Potential targets and drugs

As ACE2 is the receptor for both SARS-CoV and SARS-CoV-2, and some transmembrane proteinases such as ADAM17 and TMPRSS are involved in binding and membrane fusion processes, these sites may be potential targets in the development of antiviral drugs for COVID-19 treatment. For example, serum samples from patients with convalescent SARS can neutralize spike-driven entry of SARS-CoV-2 into host cells, suggesting that vaccines targeting the spike protein will be promising [18]. Studies have found that SARS-CoV-specific monoclonal antibodies and recombinant ACE2-Ig can potently neutralize SARS-CoV-2, and a hexapeptide of the receptor-binding domain of the spike protein binds to ACE2, thus blocking SARS-CoV entry [18, 99,100,101].
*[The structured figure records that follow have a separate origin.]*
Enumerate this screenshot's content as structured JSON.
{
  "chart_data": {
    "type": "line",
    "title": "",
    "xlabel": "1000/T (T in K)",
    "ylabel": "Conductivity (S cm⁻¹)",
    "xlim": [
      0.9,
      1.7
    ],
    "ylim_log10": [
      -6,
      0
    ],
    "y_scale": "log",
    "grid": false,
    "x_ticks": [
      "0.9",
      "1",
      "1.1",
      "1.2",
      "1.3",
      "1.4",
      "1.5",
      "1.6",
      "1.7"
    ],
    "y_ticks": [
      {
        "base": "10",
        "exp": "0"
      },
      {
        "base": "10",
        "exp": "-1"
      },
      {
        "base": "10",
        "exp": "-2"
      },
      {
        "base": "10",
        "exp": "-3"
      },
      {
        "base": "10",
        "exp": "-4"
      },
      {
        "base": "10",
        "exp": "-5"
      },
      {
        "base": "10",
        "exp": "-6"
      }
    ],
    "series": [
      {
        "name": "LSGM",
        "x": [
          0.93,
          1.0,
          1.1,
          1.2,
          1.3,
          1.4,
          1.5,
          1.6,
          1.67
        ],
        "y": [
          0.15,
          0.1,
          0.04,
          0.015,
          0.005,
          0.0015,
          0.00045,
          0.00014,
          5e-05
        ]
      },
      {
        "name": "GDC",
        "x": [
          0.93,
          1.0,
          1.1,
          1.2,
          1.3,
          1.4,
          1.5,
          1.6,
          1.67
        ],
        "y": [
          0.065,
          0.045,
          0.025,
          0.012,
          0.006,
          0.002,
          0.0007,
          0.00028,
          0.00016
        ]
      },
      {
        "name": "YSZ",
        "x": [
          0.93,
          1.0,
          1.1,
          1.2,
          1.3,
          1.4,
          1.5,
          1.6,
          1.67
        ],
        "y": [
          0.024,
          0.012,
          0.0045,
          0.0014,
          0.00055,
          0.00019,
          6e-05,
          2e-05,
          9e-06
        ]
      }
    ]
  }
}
The downregulation of ACE2 in organs after virus infection disturbs the local balance between the RAS and ACE2/angiotensin-(1–7)/MAS axis, which may be associated with organ injuries. Animal studies have found that ACE inhibitor (ACEI) therapy can increase plasma angiotensin-(1–7) levels, decrease plasma Ang-II levels, and increase cardiac ACE2 expression, whereas angiotensin II receptor blockers (ARBs) can increase the plasma levels of both Ang-II and angiotensin-(1–7) as well as the cardiac expression and activity of ACE2 [102]. Thus, the use of ACEIs/ARBs, renin inhibitors, and angiotensin-(1–7) analogs may attenuate organ injuries by blocking the renin-angiotensin pathway and/or increasing angiotensin-(1–7) levels [103]. Other animal studies showed that ALI mediated by SARS-CoV spike or the influenza virus in mice could be rescued by the use of ARBs [46, 60, 104]. In a population-based study, the application of ACEIs and ARBs significantly reduced the 30-day mortality rate of patients with pneumonia requiring hospitalization [105]. There are also concerns that treatment with ACEIs/ARBs may facilitate infection and increase the risk of developing severe and fatal COVID-19 by increasing ACE2 expression levels in target organs [106]. However, two large cohort studies showed that ACEIs/ARBs use was not associated with increased SARS-CoV-2 infection, but was associated with a lower risk of all-cause mortality in hospitalized patients [107, 108]. Further studies are needed to test the protective effects of ACEIs/ARBs in COVID-19.

Conclusions

The RAS and ACE2/angiotensin-(1–7)/MAS axis play important roles in various physiological and pathophysiological contexts. Both SARS-CoV-2 and SARS-CoV use ACE2 as the receptor for entry into host cells. Because ACE2 is highly expressed in various organs and tissues, SARS-CoV-2 not only invades the lungs but also attacks other organs with high ACE2 expression. The pathogenesis of COVID-19 is highly complex, with multiple factors involved. In addition to the direct viral effects and inflammatory and immune factors, the downregulation of ACE2 and imbalance between the RAS and ACE2/angiotensin-(1–7)/MAS axis may also contribute to the multiple organ injuries in COVID-19. The spike glycoprotein of SARS-CoV-2 is a potential target for the development of specific drugs, antibodies, and vaccines. Restoring the balance between the RAS and ACE2/angiotensin-(1–7)/MAS may help attenuate organ injuries in COVID-19.